Google Sheets now allows you to use natural language to visual data quickly and easy.

Pulling data out of complicated spreadsheets isn't easy for those of us who aren’t data scientists, but such analysis is a requirement for many modern roles. 

Google has stepped in to help by adding machine learning tools to its free cloud spreadsheet app, Sheets, to let you ask questions about your spreadsheet in natural language, rather than using complicated calculations or understanding jargon. 

The tech giant has added the capability as part of its Explore in Sheets feature set which, along with Explore in Docs and Slides, is designed to “bring you insights, design tools and research recommendations so you can create better work, faster”, according to Google.

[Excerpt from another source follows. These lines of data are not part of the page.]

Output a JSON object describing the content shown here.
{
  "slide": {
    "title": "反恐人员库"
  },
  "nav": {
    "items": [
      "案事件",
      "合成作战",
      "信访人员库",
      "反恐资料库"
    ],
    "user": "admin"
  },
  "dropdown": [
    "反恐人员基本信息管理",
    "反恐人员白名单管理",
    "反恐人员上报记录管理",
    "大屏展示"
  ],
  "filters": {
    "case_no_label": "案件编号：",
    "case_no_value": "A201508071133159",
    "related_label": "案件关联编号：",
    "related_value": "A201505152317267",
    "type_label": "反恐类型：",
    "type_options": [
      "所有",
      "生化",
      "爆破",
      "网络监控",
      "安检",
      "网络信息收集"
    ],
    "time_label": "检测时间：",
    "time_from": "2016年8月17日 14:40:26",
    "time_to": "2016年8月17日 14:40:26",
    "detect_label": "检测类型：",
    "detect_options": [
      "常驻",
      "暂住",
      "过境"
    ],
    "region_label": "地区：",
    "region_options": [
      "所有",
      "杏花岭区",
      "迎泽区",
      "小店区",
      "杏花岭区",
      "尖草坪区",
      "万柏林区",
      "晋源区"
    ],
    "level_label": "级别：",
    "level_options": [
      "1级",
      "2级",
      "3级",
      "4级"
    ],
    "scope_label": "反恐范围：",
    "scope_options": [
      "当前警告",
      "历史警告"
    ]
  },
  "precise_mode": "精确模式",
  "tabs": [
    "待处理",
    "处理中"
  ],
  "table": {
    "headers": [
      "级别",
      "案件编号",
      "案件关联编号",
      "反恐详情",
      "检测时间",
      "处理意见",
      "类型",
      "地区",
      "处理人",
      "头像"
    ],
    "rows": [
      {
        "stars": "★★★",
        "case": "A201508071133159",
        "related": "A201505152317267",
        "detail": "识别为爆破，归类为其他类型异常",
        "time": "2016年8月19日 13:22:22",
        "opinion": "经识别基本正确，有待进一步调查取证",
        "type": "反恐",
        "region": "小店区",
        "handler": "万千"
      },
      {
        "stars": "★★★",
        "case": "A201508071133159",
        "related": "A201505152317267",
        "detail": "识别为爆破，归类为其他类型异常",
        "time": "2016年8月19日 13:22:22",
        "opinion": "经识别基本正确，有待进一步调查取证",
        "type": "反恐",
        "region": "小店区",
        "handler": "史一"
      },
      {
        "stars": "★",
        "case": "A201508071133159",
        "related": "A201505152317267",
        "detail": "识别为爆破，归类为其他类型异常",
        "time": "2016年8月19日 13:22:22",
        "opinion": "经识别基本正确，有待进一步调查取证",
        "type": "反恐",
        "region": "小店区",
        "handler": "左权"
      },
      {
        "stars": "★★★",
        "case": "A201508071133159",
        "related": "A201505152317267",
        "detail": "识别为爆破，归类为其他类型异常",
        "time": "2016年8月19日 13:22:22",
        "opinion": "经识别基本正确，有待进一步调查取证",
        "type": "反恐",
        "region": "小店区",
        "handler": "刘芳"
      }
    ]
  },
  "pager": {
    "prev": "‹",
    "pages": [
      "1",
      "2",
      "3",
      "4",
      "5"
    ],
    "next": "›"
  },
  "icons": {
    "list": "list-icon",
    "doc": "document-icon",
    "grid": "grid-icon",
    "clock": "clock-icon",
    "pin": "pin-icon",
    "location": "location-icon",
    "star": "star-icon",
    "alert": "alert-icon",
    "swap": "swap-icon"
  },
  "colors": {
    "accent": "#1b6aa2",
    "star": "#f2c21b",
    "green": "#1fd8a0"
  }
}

“Explore in Sheets, powered by machine learning, helps teams gain insights from data, instantly. Simply ask questions – in words, not formulas – to quickly analyse your data,” said Daniel Gundrum, Sheets product manager, in a recent Google blog post.

“For example, you can ask ‘what is the distribution of products sold?’ or ‘what are average sales on Sundays?’ and Explore will help you find the answers.

“Now, we’re using the same powerful technology in Explore to make visualising data even more effortless. If you don’t see the chart you need, just ask,” Gundrum said.

“Instead of manually building charts, ask Explore to do it by typing in 'histogram of 2017 customer ratings' or 'bar chart for ice cream sales.' Less time spent building charts means more time acting on new insights.”

Other new Sheets features

There are more updates to make life in Sheets easier. Charts made in Sheets will automatically sync in Docs and Slides, saving you that extra step when you have fresh figures. Just click the “update” button to sync data. 

Other changes include new keyboard shortcuts – you can now delete a row with “Ctrl+-” as well as a revamped printing interface for easier settings management, new chart editing tools, and more spreadsheet functions.